Capacity to do Business
The CA 1965 requires that anyone who wants to form a company in Malaysia should show they have the capacity to do the business. This was set out in the Memorandum of Association, and the powers of the company were to be set out in the Third Schedule. Any activities out of the defined scope would be Ultra Vires
The CA 2017 does not require a company to state its objectives. It allows companies to act with an unlimited scope of activities and carry out any lawful business activities unless the constitution provides otherwise. Third parties doing business with the company do not have to verify the capacity of the company.
Execution of Documents
The old CA 1965 required that any documents executed by a company have the common seal and be counter-signed by an authorized person. The new CA 2016 allows execution of documents by affixing the common seal and having at least one director countersign.
Filing Annual Returns
When starting a business in Malaysia, the originators must be aware that the filing of annual returns has changed. The CA 1965 required that the filing of annual returns be done after the Annual General Meeting (AGM).
The CA 2016 requires that filing of Annual returns be done within 30 days of the anniversary of incorporation.
Annual General Meetings
An Annual general Meeting was a requirement under the CA 1965. The new CA 2017 does not require private companies to hold AGMs. However, public companies must hold an AGM. New matters also need to be discussed under the CA 2016 for example the payment of fees and benefits to the directors.

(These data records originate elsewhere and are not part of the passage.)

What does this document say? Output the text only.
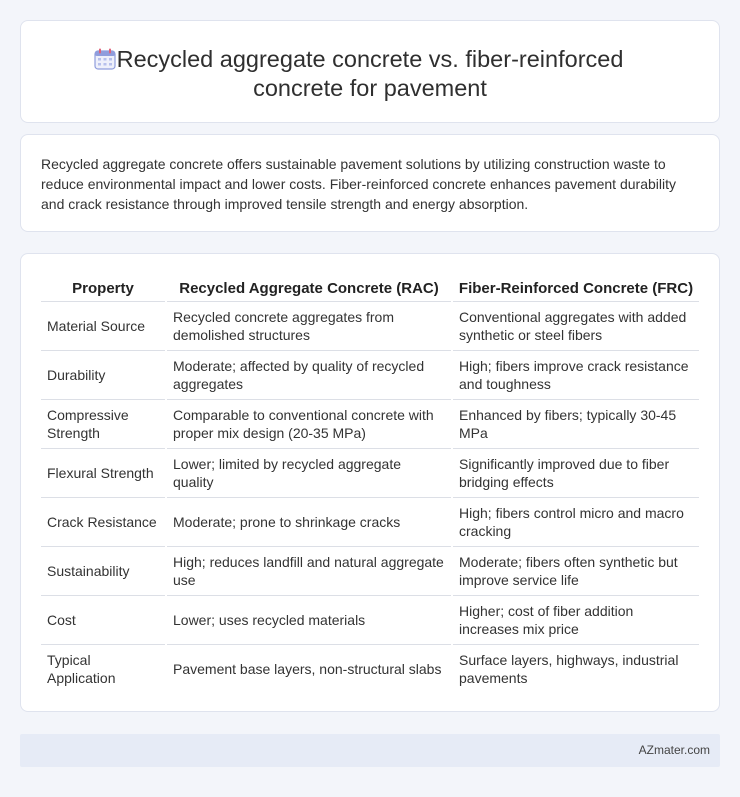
Recycled aggregate concrete vs. fiber-reinforced concrete for pavement

Recycled aggregate concrete offers sustainable pavement solutions by utilizing construction waste to reduce environmental impact and lower costs. Fiber-reinforced concrete enhances pavement durability and crack resistance through improved tensile strength and energy absorption.

Property	Recycled Aggregate Concrete (RAC)	Fiber-Reinforced Concrete (FRC)
Material Source	Recycled concrete aggregates from demolished structures	Conventional aggregates with added synthetic or steel fibers
Durability	Moderate; affected by quality of recycled aggregates	High; fibers improve crack resistance and toughness
Compressive Strength	Comparable to conventional concrete with proper mix design (20-35 MPa)	Enhanced by fibers; typically 30-45 MPa
Flexural Strength	Lower; limited by recycled aggregate quality	Significantly improved due to fiber bridging effects
Crack Resistance	Moderate; prone to shrinkage cracks	High; fibers control micro and macro cracking
Sustainability	High; reduces landfill and natural aggregate use	Moderate; fibers often synthetic but improve service life
Cost	Lower; uses recycled materials	Higher; cost of fiber addition increases mix price
Typical Application	Pavement base layers, non-structural slabs	Surface layers, highways, industrial pavements
AZmater.com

The old CA required that audited accounts be read to the shareholders at the AGM. Since the requirement for an AGM for private companies have been removed by the new CA, shareholders can have the audited accounts shared through whatever means is appropriate.
Public companies must reveal audited accounts at the AGM. The new CA allows for more informative content to be included in the audited accounts for example a business review section to outline the state of the business environment.
The CA 2016 has a new procedure for written shareholder resolutions. Under the CA 1965 all shareholder had to sign on the Members Circular Resolution.
No Par Value
Under the old CA, directors were prohibited from issuing shares at a discount. The new CA has made it possible for directors to determine appropriate value of shares when they are issued. This is because the new law does not require all shares to have a par value.
The new framework also allows the share premium account and the capital redemption reserve account to be merged with the share capital account. However, companies will have 24 months these funds.
The CA 2016 outlines new solvency regulations. A company must meet all its debt obligations within 12 months of paying out dividends. Breaking this regulation will result in the company being declared insolvent plus bring criminal and personal liability suits against the directors.
The CA 2016 has brought about big changes for people willing to start a company in Malaysia. The incorporation process has been simplified for quicker business setup.